David Peschek 

Rufus Wainwright

Lyric, London
  
  


"Don't these pants go well with the theatre," Rufus Wainwright purrs, tripping on stage in outlandishly striped trousers. "I look like a raped schoolboy." Pause. "Well, I want to." Wainwright is Canadian, the son of Loudon Wainright III and - fairly obviously - gay. The producers of his three cult-status albums have attempted to rein in and commercialise his more rococo tendencies, but, live, his purple balladry flourishes unfettered.

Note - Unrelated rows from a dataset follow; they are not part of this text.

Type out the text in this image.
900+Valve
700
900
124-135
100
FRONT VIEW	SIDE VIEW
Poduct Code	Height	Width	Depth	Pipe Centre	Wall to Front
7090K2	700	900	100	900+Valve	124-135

He sets out his stall succinctly in the first few songs. The elegiac Grey Gardens, inspired by a documentary about an ageing, eccentric branch of the Kennedy clan, shimmers with corrupted decadence. Cigarettes and Chocolate Milk is a neatly self-satirising meditation on addiction. Pretty Things, with its unrequited yearning and series of beautiful major to minor chord changes, is exactly the kind of song Elvis Costello failed to carry off on his latest record. Then comes Vibrate, a tongue-in-cheek devotional ("My phone's on vibrate for you"), anchored by a simple, circular left-hand piano figure. Amid the clever couplets, it's hard not to be moved by the line: "Pinocchio is a now a boy who longs to turn back into a toy."

In the presence of this elegant talent, the automatic reaction is to feel that it must be protected from the vitiated imperatives of the heartless music business. Perhaps, like obvious antecedent Randy Newman, he should be allowed to write music for oddball cartoon characters in order to facilitate the expression of his more subversive urges. He is, after all, part of Steven Spielberg and David Geffen's multimedia empire Dreamworks. On the other hand, watching Wainwright flopping around the stage, turning the tuning of his guitar into an extended pantomime, you wonder if he shouldn't have been so pampered.

And on the evidence of the gloriously explicit Gay Messiah, to be released next year, he isn't actually that worried about what people think. You can only imagine the faces of the label executives when they realised Wainwright was singing about being "bathed in come".